I'm extremely unsure of it being a benchmark noise, in my local macOS

# without T
julia> for _ in 1:10
                  t= @belapsed getindex($Ap, 1, 1);
                  println(t)
              end
2.473e-9
3.292e-9
3.294e-9
3.289e-9
3.289e-9
3.292e-9
3.298e-9
3.283e-9
3.291e-9
3.291e-9

# with T
julia> for _ in 1:10
                  t= @belapsed getindex($Ap, 1, 1);
                  println(t)
              end
2.4710000000000003e-9
2.476e-9
2.476e-9
2.4740000000000003e-9
2.473e-9
2.4710000000000003e-9
2.476e-9
2.4780000000000003e-9
2.476e-9
2.476e-9

and in my remote linux server:

julia> versioninfo()
Julia Version 1.5.2
Commit 539f3ce943 (2020-09-23 23:17 UTC)
Platform Info:
  OS: Linux (x86_64-pc-linux-gnu)
  CPU: Intel(R) Xeon(R) CPU E5-2678 v3 @ 2.50GHz
  WORD_SIZE: 64
  LIBM: libopenlibm
  LLVM: libLLVM-9.0.1 (ORCJIT, haswell)
Environment:
  JULIA_DEPOT_PATH = /home/jc/local/.julia
  JULIA_EDITOR = vim
  JULIA_NUM_THREADS = 4
  JULIA_PKG_SERVER = https://mirrors.lflab.cn/julia

# without
julia> for _ in 1:10
                  t= @belapsed getindex($Ap, 1, 1);
                  println(t)
              end
4.037e-9
3.672e-9
3.675e-9
3.675e-9
3.671e-9
3.672e-9
3.674e-9
3.669e-9
3.674e-9
3.907e-9

# with
julia> for _ in 1:10
                  t= @belapsed getindex($Ap, 1, 1);
                  println(t)
              end
2.7690000000000003e-9
2.762e-9
2.766e-9
2.758e-9
2.774e-9
2.76e-9
2.9409999999999997e-9
2.759e-9
2.768e-9
2.7570000000000003e-9

I've tested it on 1.0.5, 1.1.1, 1.2.0, 1.3.1, 1.4.2, 1.5.2 and 1.6.0-DEV.1177. The only version I can't see a difference is 1.0.5.

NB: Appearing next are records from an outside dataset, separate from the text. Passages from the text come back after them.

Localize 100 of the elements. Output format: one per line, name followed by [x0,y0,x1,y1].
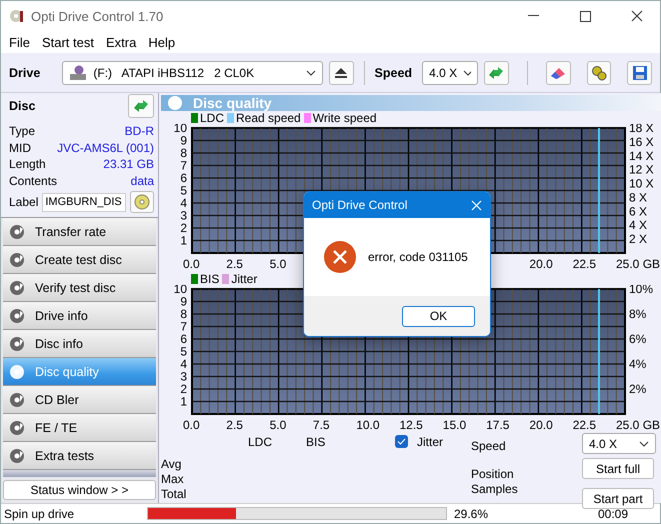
y-tick-label: 7 [180,320,187,334]
error-message: error, code 031105 [368,250,468,264]
settings-button[interactable] [586,60,612,84]
y2-tick-label: 14 X [629,148,654,163]
start-button[interactable]: Start part [582,488,654,509]
y-tick-label: 8 [180,146,187,160]
field-label: Contents [9,174,58,188]
y2-tick-label: 12 X [629,162,654,177]
menu-item[interactable]: Start test [36,34,100,50]
legend-label: BIS [200,272,220,286]
refresh-button[interactable] [128,94,154,118]
legend-label: Write speed [312,110,377,124]
y-tick-label: 5 [180,344,187,358]
y-tick-label: 2 [180,382,187,396]
status-message: Spin up drive [3,506,76,520]
y2-tick-label: 4 X [629,218,648,232]
x-tick-label: 15.0 [442,418,466,432]
disc-icon [9,252,25,268]
x-tick-label: 22.5 [572,418,596,432]
x-tick-label: 7.5 [312,418,330,432]
label-field[interactable]: IMGBURN_DIS [42,192,126,212]
chevron-icon [639,440,649,446]
y2-tick-label: 16 X [629,134,654,149]
nav-item[interactable]: Create test disc [3,246,156,274]
disc-icon [9,364,25,380]
close-icon [631,10,643,22]
y2-tick-label: 4% [629,357,646,371]
drive-label: Drive [9,66,42,80]
field-value: 23.31 GB [103,157,154,172]
save-button[interactable] [627,60,652,84]
disc-heading: Disc [9,99,36,113]
y2-tick-label: 8% [629,307,646,321]
ok-button[interactable]: OK [402,306,475,326]
x-tick-label: 10.0 [356,418,380,432]
dialog-title: Opti Drive Control [312,198,408,212]
disc-icon [9,224,25,240]
nav-item[interactable]: Drive info [3,302,156,330]
arrows-icon [132,98,150,114]
y2-tick-label: 8 X [629,190,648,204]
y-tick-label: 9 [180,294,187,308]
close-icon[interactable] [471,200,482,210]
y-tick-label: 4 [180,357,187,371]
y2-tick-label: 6 X [629,204,648,218]
x-tick-label: 2.5 [226,257,243,271]
x-tick-label: 0.0 [183,418,200,432]
y-tick-label: 6 [180,171,187,185]
disc-icon [9,336,25,352]
start-button[interactable]: Start full [582,458,654,479]
app-icon [9,8,25,24]
field-label: MID [9,140,31,155]
y2-tick-label: 6% [629,332,646,346]
x-tick-label: 25.0 GB [616,257,660,271]
menu-item[interactable]: Extra [100,34,142,50]
y-tick-label: 2 [180,221,187,235]
x-tick-label: 17.5 [486,418,510,432]
info-label: Samples [471,482,519,496]
field-label: Length [9,157,46,172]
minimize-icon [528,15,538,17]
speed-label: Speed [471,439,507,453]
speed-label: Speed [374,66,412,80]
drive-icon [69,64,88,80]
eject-icon [334,66,348,78]
panel-header: Disc quality [161,95,661,111]
column-heading: LDC [248,435,272,451]
disc-icon [134,194,150,210]
speed-dropdown[interactable]: 4.0 X [422,60,478,84]
x-tick-label: 5.0 [270,418,286,432]
x-tick-label: 25.0 GB [616,418,660,432]
row-label: Total [161,487,188,501]
nav-item[interactable]: Disc info [3,330,156,358]
progress-percent: 29.6% [453,506,490,520]
nav-item[interactable]: Verify test disc [3,274,156,302]
refresh-button[interactable] [484,60,509,84]
nav-item[interactable]: FE / TE [3,414,156,442]
y2-tick-label: 10 X [629,176,654,191]
field-value: data [130,174,154,188]
nav-item[interactable]: CD Bler [3,386,156,414]
y-tick-label: 3 [180,208,187,222]
legend-label: Jitter [231,272,258,286]
menu-item[interactable]: Help [142,34,182,50]
y-tick-label: 1 [180,394,187,408]
row-label: Max [161,472,185,486]
status-window-button[interactable]: Status window > > [3,480,156,500]
nav-item[interactable]: Extra tests [3,442,156,470]
save-icon [632,64,648,80]
disc-button[interactable] [130,191,154,213]
menu-item[interactable]: File [3,34,36,50]
nav-item[interactable]: Transfer rate [3,218,156,246]
jitter-checkbox[interactable] [395,435,408,448]
y-tick-label: 3 [180,370,187,384]
legend-label: LDC [200,110,224,124]
erase-button[interactable] [546,60,571,84]
y-tick-label: 9 [180,134,187,148]
speed-dropdown[interactable]: 4.0 X [582,433,656,454]
info-label: Position [471,467,515,481]
drive-dropdown[interactable]: (F:) ATAPI iHBS112 2 CL0K [62,60,323,84]
y-tick-label: 4 [180,196,187,210]
y-tick-label: 1 [180,234,187,248]
eject-button[interactable] [328,60,354,84]
disc-icon [167,95,183,111]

I'll try and see if I can make more reproducible results on other examples.

johnnychen94 commented 4 years ago

Still unknown to me and is not reproducible in other similar cases.

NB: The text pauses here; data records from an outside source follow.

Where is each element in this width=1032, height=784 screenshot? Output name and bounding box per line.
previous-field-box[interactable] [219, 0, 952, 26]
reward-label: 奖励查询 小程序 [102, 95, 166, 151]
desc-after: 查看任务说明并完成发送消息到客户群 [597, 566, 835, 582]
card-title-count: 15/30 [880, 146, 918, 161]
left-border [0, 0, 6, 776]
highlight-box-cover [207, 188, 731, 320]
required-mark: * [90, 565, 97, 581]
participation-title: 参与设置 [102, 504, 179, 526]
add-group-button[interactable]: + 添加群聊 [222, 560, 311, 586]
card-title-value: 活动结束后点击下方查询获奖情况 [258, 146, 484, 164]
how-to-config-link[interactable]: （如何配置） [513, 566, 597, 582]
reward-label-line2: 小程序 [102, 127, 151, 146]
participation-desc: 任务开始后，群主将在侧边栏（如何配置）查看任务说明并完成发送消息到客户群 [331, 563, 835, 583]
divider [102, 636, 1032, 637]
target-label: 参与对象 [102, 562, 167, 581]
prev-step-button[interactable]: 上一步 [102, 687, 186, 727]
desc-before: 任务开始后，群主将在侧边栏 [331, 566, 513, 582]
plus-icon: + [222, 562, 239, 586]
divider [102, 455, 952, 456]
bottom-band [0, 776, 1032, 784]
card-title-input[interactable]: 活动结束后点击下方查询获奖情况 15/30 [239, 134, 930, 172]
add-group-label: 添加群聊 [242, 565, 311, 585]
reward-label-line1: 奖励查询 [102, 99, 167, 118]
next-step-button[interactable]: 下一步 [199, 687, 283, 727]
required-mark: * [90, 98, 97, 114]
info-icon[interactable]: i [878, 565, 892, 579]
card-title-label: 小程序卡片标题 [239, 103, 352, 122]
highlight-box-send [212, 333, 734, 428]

Running out of time, might just leave it as noise and not investigate anymore.

timholy commented 4 years ago

Sounds good. Perhaps I should have explained that the reason this didn't make sense to me is that a return-type annotation causes Julia's lowering to change foo(args..) to convert(T, foo(args...))::T. In cases where foo is poorly-inferred, this can be very helpful because later code can be specialized on ::T rather than having to be crafted to allow ::Any (for example, later calls can be made by compile-time dispatch rather than runtime-dispatch).

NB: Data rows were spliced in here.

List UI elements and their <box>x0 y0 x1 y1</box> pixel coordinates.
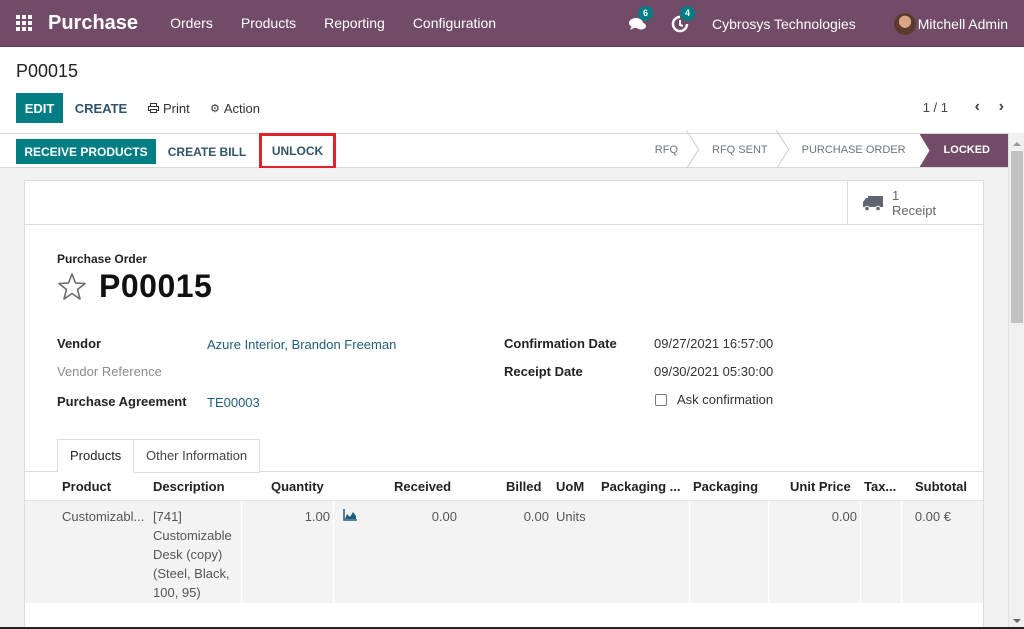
receipt-date-field: 09/30/2021 05:30:00 <box>654 364 774 379</box>
edit-button[interactable]: EDIT <box>16 93 63 123</box>
cell-description[interactable]: [741] Customizable Desk (copy) (Steel, B… <box>153 501 241 603</box>
app-name[interactable]: Purchase <box>48 12 138 35</box>
col-unit-price[interactable]: Unit Price <box>790 473 851 501</box>
scroll-down-arrow-icon[interactable] <box>1013 619 1021 623</box>
vendor-label: Vendor <box>57 336 102 351</box>
document-type-label: Purchase Order <box>57 252 148 266</box>
form-statusbar: RECEIVE PRODUCTS CREATE BILL UNLOCK RFQ … <box>0 133 1008 169</box>
document-name: P00015 <box>99 268 213 304</box>
receipt-count: 1 <box>892 188 900 203</box>
action-label: Action <box>223 100 261 116</box>
col-description[interactable]: Description <box>153 473 225 501</box>
truck-icon <box>863 196 883 212</box>
cell-taxes[interactable] <box>864 501 900 603</box>
col-taxes[interactable]: Tax... <box>864 473 896 501</box>
tab-products[interactable]: Products <box>57 439 135 473</box>
stage-rfq-sent[interactable]: RFQ SENT <box>692 134 782 167</box>
receipt-date-label: Receipt Date <box>504 364 583 379</box>
action-dropdown[interactable]: ⚙ Action <box>210 93 260 123</box>
col-billed[interactable]: Billed <box>506 473 541 501</box>
purchase-agreement-label: Purchase Agreement <box>57 394 187 409</box>
print-label: Print <box>163 100 190 116</box>
ask-confirmation-label: Ask confirmation <box>677 392 774 407</box>
chevron-right-icon[interactable]: › <box>999 98 1004 116</box>
col-product[interactable]: Product <box>62 473 111 501</box>
col-subtotal[interactable]: Subtotal <box>915 473 967 501</box>
breadcrumb: P00015 <box>16 61 79 81</box>
unlock-button[interactable]: UNLOCK <box>259 133 336 169</box>
cell-uom[interactable]: Units <box>556 501 596 603</box>
star-icon[interactable] <box>56 271 88 303</box>
receipt-label: Receipt <box>892 203 937 218</box>
cell-received[interactable]: 0.00 <box>365 501 457 603</box>
menu-products[interactable]: Products <box>241 15 296 31</box>
user-avatar[interactable] <box>893 12 916 35</box>
pager-value[interactable]: 1 / 1 <box>923 100 948 115</box>
cell-unit-price[interactable]: 0.00 <box>770 501 857 603</box>
col-quantity[interactable]: Quantity <box>271 473 324 501</box>
vertical-scrollbar[interactable] <box>1008 133 1024 629</box>
form-sheet: 1 Receipt Purchase Order P00015 Vendor A… <box>24 180 984 629</box>
area-chart-icon[interactable] <box>343 509 358 521</box>
receive-products-button[interactable]: RECEIVE PRODUCTS <box>16 139 156 164</box>
user-menu[interactable]: Mitchell Admin <box>918 16 1008 32</box>
purchase-agreement-field[interactable]: TE00003 <box>207 395 260 410</box>
print-icon <box>148 103 159 113</box>
cell-billed[interactable]: 0.00 <box>495 501 549 603</box>
col-packaging[interactable]: Packaging <box>693 473 758 501</box>
create-bill-button[interactable]: CREATE BILL <box>162 139 252 164</box>
notebook-tabs: Products Other Information <box>25 439 983 473</box>
receipt-smart-button[interactable]: 1 Receipt <box>847 181 983 225</box>
chevron-left-icon[interactable]: ‹ <box>975 98 980 116</box>
cell-quantity[interactable]: 1.00 <box>245 501 330 603</box>
tab-other-information[interactable]: Other Information <box>134 439 261 473</box>
col-uom[interactable]: UoM <box>556 473 584 501</box>
menu-configuration[interactable]: Configuration <box>413 15 496 31</box>
messages-badge: 6 <box>638 5 654 21</box>
menu-reporting[interactable]: Reporting <box>324 15 385 31</box>
cell-product[interactable]: Customizabl... <box>62 501 152 603</box>
messages-button[interactable]: 6 <box>628 5 654 34</box>
create-button[interactable]: CREATE <box>70 93 132 123</box>
scrollbar-thumb[interactable] <box>1011 151 1023 323</box>
stage-rfq[interactable]: RFQ <box>635 134 692 167</box>
company-switcher[interactable]: Cybrosys Technologies <box>712 16 856 32</box>
top-navbar: Purchase Orders Products Reporting Confi… <box>0 0 1024 47</box>
col-received[interactable]: Received <box>394 473 451 501</box>
col-packaging-qty[interactable]: Packaging ... <box>601 473 680 501</box>
table-header: Product Description Quantity Received Bi… <box>25 473 983 501</box>
cell-packaging[interactable] <box>693 501 768 603</box>
ask-confirmation-checkbox[interactable] <box>655 394 667 406</box>
status-stages: RFQ RFQ SENT PURCHASE ORDER LOCKED <box>635 134 1008 167</box>
vendor-reference-label: Vendor Reference <box>57 364 162 379</box>
confirmation-date-label: Confirmation Date <box>504 336 617 351</box>
apps-menu-icon[interactable] <box>16 14 34 32</box>
cell-packaging-qty[interactable] <box>601 501 689 603</box>
print-dropdown[interactable]: Print <box>148 93 190 123</box>
stage-locked[interactable]: LOCKED <box>919 134 1008 167</box>
cell-subtotal[interactable]: 0.00 € <box>905 501 951 603</box>
table-row[interactable]: Customizabl... [741] Customizable Desk (… <box>25 501 983 603</box>
order-lines-table: Product Description Quantity Received Bi… <box>25 473 983 603</box>
vendor-field[interactable]: Azure Interior, Brandon Freeman <box>207 337 396 352</box>
scroll-up-arrow-icon[interactable] <box>1013 142 1021 146</box>
gear-icon: ⚙ <box>210 102 220 115</box>
activities-badge: 4 <box>680 5 696 21</box>
smart-button-box: 1 Receipt <box>25 181 983 225</box>
menu-orders[interactable]: Orders <box>170 15 213 31</box>
activities-button[interactable]: 4 <box>670 5 696 34</box>
stage-purchase-order[interactable]: PURCHASE ORDER <box>782 134 920 167</box>
confirmation-date-field: 09/27/2021 16:57:00 <box>654 336 774 351</box>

But when possible, generally a much better strategy is to make foo itself inferrable. When foo is inferred to return ::T---the same T as in the return-type annotation---then the optimization phase of the compiler should just elide the convert and type-assert. Which, of course, is the same as not having the return-type annotation at all.